Professor of Practice at the Charles H. Dyson School of Applied Economics and Management

John Tobin is professor of practice at Cornell’s SC Johnson College of Business and a former Managing Director and Global Head of Sustainability at Credit Suisse. He says the climate finance rifts between the U.S. and China are reminiscent of past tensions between Brazil and the international community – and that history suggests those rifts may evolve with a “new generation of policymakers.”

Tobin says:

“China will in all likelihood point out that most of the carbon dioxide currently in the atmosphere was not emitted by China and that the country has not yet attained the level of development that the U.S. and most of Europe have (which are correct). And the U.S. will argue that, unless China focuses less on the past and more on the future and supports international climate finance mechanisms in a manner commensurate to their current and expected GHG emissions, the international community may never effectively address the climate crisis (which is also correct).

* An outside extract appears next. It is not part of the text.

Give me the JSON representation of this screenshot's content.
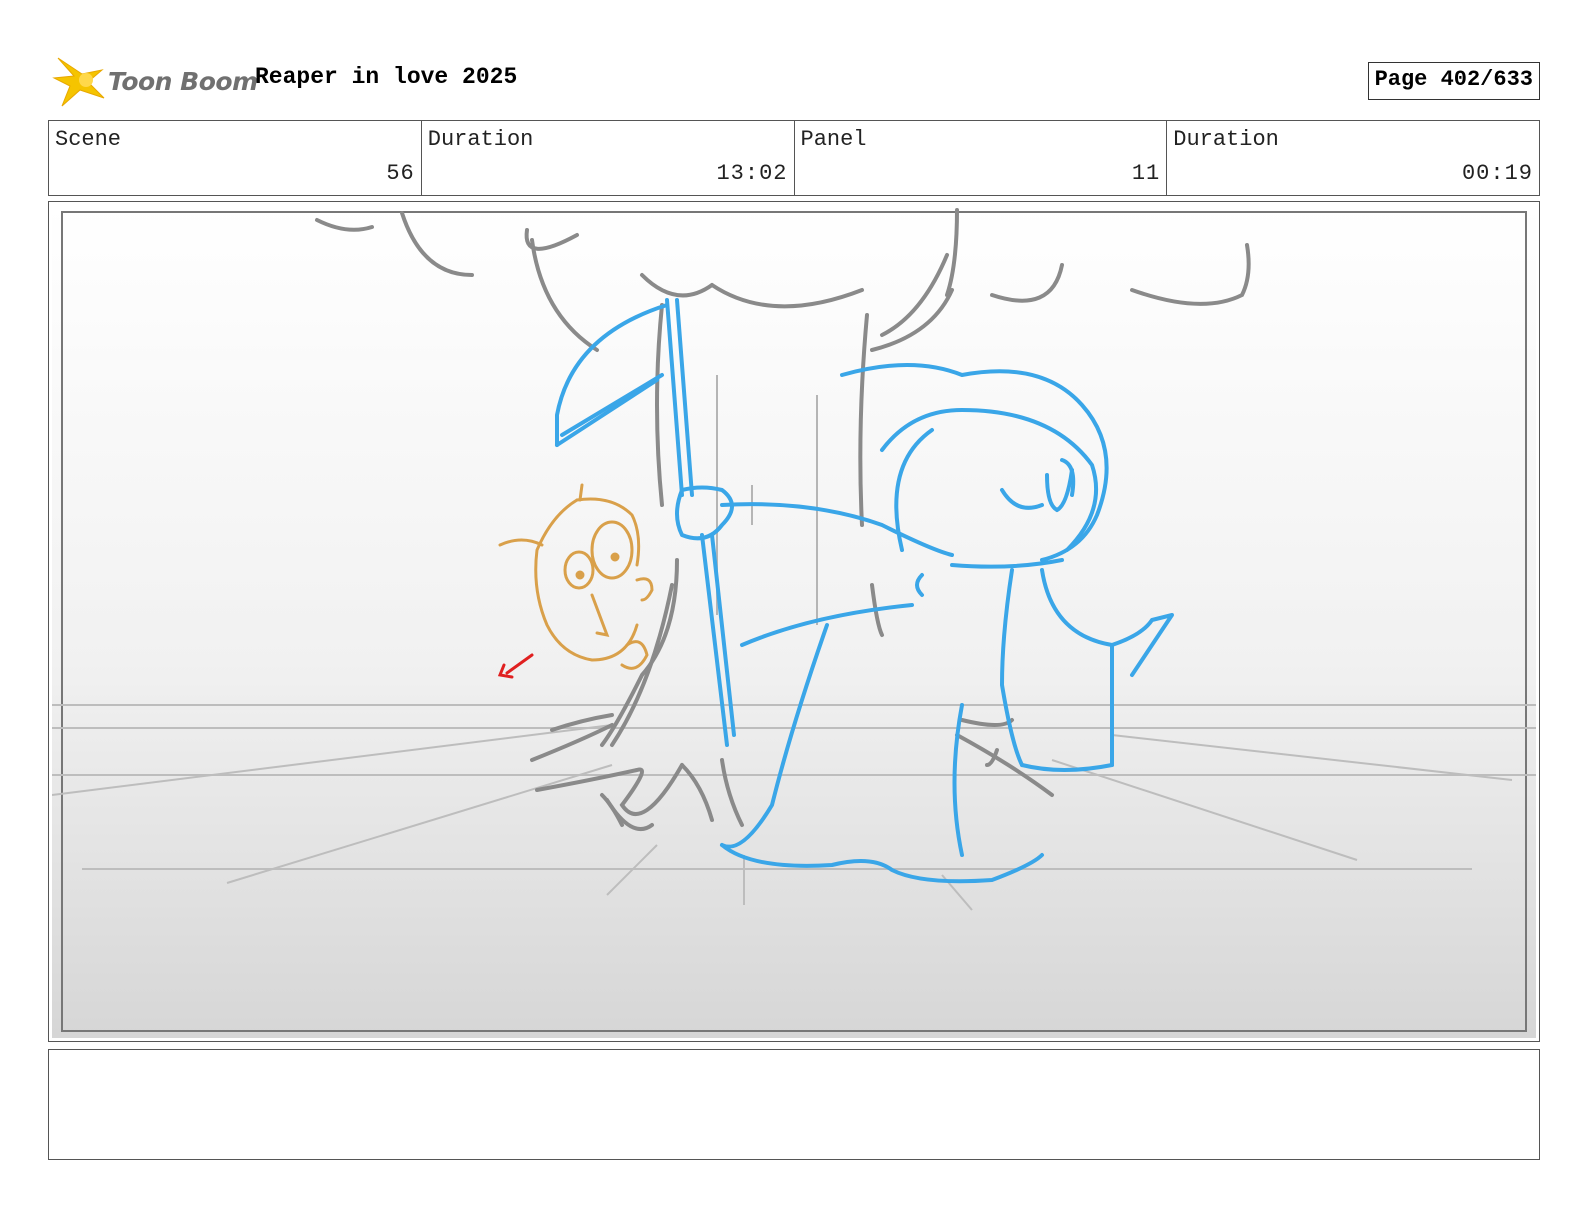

“This tiresome back-and-forth, however, is nothing new in the international environmental arena. It reminds me of the time when Brazil reacted very defensively when developed countries argued they should be managing the Amazon more carefully, telling outsiders to stay out of Brazilian affairs and to look at their own impacts on the planet instead.

“It took a change of attitude within Brazil, together with some enlightened policymaking at both the federal and state levels within Brazil, to move the country beyond finger-pointing toward actually taking some responsibility for the deforestation crisis. And, since public opinion and policymaking changed in Brazil, the country has made steady progress in recent decades (despite occasional setbacks) in how they manage the Amazon.

“As has happened in Brazil, I would not be surprised if a shift in public opinion in China and a new generation of policymakers lead to a relatively swift change in China’s view of its central role in causing, and potentially addressing, the climate crisis.”